Psychological and Developmental Perspectives
Lev Vygotsky Sees play as a zone of proximal development, where children enact roles and internalize cultural norms through imaginative activity.
Donald Winnicott Emphasizes play as occurring in a “transitional space” between inner and outer worlds—crucial for creativity, health, and the formation of self.
Stuart Brown, Play: How It Shapes the Brain Argues that play is biologically essential, shaping neural development, emotional regulation, and social intelligence.
Evolutionary and Biological Accounts
Gordon M. Burghardt, The Genesis of Animal Play Offers a rigorous framework for identifying play in animals, emphasizing intrinsic motivation, repetition, and lack of immediate function.
Jaak Panksepp Identifies play as a primary emotional system in mammals (e.g., “rough-and-tumble” play in rats), suggesting deep evolutionary roots of the Ludic.
Game Studies and Contemporary Theory
Brian Sutton-Smith, The Ambiguity of Play Explores multiple “rhetorics” of play (progress, fate, power, identity, etc.), emphasizing its irreducible plurality and ambiguity.
Katie Salen & Eric Zimmerman, Rules of Play A foundational text in game studies, analyzing systems, rules, and player experience in formalized play environments.
Sociological and Religious Dimensions
Peter L. Berger, A Rumor of Angels Interprets play as a “signal of transcendence”, hinting that reality exceeds strict utilitarian or deterministic frames.
Jürgen Moltmann, Theology of Play Proposes that play anticipates eschatological freedom and joy, suggesting that divine life includes celebration, festivity, and non-instrumental delight.

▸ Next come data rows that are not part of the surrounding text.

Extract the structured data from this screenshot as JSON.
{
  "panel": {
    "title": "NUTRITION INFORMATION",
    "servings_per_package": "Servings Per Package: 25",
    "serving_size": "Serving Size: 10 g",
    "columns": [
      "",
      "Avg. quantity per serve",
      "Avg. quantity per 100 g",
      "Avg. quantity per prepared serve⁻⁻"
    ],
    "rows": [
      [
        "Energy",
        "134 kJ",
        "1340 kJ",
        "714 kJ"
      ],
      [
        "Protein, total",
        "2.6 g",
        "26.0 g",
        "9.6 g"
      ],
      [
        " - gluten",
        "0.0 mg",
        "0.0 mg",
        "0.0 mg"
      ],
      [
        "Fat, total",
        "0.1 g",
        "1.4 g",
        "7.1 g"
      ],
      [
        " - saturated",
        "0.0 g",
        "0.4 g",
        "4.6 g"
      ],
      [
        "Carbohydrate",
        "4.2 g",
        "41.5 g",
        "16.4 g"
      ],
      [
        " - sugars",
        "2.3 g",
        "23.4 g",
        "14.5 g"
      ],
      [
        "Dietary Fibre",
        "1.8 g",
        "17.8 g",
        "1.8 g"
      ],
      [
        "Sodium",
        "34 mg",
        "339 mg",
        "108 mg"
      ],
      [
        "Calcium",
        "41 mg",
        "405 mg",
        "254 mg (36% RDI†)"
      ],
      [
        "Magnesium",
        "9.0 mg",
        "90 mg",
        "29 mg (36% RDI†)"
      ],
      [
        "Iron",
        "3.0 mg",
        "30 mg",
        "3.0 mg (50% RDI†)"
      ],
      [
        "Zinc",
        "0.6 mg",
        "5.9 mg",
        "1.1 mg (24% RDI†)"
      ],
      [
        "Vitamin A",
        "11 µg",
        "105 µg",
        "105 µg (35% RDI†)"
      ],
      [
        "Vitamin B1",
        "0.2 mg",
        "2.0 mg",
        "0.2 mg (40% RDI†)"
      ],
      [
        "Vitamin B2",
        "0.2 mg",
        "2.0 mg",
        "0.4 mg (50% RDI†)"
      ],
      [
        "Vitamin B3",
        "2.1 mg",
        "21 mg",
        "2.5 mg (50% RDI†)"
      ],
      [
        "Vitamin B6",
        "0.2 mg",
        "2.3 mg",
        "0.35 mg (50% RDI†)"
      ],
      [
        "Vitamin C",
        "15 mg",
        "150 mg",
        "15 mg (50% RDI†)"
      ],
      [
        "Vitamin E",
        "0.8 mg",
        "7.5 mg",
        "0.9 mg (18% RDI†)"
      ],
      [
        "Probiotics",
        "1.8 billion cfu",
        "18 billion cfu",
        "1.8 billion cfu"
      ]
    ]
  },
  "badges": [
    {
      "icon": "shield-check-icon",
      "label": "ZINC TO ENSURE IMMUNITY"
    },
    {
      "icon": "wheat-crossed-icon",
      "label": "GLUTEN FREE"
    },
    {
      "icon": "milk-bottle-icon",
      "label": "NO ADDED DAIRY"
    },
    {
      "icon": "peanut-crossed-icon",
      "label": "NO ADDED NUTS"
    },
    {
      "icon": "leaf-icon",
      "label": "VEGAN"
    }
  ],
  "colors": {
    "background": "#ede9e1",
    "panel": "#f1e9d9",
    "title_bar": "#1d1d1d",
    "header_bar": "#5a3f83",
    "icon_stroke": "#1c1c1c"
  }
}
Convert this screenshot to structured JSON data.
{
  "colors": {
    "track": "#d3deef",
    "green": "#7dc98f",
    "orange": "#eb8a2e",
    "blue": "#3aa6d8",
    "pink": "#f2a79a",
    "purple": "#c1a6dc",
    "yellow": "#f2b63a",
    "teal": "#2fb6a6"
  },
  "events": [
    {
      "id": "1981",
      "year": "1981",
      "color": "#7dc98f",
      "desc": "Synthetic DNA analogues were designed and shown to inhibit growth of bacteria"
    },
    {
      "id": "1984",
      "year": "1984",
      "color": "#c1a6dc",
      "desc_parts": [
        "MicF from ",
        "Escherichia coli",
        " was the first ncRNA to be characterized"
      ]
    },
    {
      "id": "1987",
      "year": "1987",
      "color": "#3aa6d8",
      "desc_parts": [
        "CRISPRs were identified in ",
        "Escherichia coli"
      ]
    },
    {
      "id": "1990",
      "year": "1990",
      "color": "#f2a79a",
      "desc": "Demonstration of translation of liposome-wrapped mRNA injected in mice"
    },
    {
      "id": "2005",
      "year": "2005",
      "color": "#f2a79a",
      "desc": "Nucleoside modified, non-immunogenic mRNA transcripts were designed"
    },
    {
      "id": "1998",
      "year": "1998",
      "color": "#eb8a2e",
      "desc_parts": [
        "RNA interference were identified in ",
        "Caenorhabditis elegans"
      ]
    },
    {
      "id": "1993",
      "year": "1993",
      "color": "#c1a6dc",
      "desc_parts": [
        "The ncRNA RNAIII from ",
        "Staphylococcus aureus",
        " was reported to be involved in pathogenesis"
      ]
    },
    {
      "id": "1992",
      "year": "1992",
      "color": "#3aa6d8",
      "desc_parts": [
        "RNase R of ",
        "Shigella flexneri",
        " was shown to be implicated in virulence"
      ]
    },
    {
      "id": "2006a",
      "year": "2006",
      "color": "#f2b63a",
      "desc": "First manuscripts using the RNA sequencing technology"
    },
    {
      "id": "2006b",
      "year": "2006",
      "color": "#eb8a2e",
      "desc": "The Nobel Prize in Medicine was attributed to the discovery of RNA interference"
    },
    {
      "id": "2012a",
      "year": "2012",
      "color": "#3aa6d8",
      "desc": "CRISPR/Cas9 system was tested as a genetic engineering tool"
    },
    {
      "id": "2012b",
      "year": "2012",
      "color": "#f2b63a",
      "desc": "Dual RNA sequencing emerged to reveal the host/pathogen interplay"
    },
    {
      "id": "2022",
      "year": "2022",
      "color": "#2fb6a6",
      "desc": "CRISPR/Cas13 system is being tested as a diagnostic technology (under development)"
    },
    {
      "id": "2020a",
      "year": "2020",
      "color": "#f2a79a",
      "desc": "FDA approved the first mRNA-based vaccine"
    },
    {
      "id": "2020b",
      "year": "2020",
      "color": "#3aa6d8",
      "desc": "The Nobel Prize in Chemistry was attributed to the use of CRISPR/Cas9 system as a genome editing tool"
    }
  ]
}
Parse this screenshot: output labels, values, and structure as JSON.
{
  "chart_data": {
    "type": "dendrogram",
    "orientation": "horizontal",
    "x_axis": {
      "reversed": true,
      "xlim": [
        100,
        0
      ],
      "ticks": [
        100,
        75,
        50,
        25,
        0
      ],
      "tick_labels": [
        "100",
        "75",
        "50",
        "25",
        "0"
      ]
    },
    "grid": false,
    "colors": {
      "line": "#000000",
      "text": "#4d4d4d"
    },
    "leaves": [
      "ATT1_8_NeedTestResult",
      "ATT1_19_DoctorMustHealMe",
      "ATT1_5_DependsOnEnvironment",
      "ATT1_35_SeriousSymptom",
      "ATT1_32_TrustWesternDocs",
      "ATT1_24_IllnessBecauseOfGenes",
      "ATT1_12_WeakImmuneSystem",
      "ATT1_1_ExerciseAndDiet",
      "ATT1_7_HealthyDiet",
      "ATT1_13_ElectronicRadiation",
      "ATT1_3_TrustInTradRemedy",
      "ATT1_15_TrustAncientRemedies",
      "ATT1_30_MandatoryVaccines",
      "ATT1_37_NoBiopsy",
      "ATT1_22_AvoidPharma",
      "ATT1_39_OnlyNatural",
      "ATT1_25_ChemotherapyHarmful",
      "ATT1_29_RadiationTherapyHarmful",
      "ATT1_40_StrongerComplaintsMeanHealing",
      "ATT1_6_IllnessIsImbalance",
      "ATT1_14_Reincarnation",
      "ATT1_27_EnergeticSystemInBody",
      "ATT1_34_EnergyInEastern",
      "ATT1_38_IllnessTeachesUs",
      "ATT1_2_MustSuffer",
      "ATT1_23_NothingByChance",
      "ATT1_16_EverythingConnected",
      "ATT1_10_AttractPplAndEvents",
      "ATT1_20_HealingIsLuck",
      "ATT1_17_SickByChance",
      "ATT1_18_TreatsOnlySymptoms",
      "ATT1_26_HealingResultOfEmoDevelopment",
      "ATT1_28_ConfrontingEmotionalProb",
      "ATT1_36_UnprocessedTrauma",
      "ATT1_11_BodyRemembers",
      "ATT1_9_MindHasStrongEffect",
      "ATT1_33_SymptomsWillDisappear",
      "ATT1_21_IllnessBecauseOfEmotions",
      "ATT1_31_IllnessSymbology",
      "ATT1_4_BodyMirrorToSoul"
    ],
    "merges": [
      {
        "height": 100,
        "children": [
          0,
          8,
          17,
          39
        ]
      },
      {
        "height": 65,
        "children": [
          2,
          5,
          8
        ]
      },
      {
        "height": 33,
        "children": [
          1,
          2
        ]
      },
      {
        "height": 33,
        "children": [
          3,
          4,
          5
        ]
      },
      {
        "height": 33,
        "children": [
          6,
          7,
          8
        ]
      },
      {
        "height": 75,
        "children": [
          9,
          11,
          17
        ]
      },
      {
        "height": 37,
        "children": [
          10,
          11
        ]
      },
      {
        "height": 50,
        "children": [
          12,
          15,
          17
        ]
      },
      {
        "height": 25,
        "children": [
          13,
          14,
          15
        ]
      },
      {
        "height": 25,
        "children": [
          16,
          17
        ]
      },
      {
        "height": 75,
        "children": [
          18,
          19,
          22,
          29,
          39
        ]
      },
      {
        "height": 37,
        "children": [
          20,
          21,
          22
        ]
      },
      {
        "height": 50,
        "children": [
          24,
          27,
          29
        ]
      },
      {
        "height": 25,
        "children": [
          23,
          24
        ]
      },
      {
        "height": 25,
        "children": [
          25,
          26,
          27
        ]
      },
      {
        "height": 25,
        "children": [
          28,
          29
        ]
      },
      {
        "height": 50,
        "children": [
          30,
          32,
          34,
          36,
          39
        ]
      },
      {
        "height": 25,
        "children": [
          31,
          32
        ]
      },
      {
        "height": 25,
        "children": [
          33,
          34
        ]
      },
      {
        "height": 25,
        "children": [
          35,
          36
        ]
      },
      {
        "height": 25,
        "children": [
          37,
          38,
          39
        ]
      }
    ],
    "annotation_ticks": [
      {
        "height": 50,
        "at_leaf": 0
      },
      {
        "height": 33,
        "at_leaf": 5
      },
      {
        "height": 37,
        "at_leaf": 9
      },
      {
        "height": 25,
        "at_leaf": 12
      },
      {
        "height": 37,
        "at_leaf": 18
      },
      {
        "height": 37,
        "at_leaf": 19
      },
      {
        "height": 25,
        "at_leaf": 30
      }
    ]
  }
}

Process-Relational and Metaphysical Extensions
Alfred North Whitehead While not using the term “Ludic,” his emphasis on creativity, novelty, and enjoyment of experience provides a metaphysical basis for seeing play as intrinsic to reality itself.
Brian Massumi Connects play with emergence, affect, and open-ended becoming, aligning with a processual ontology of improvisation and excess.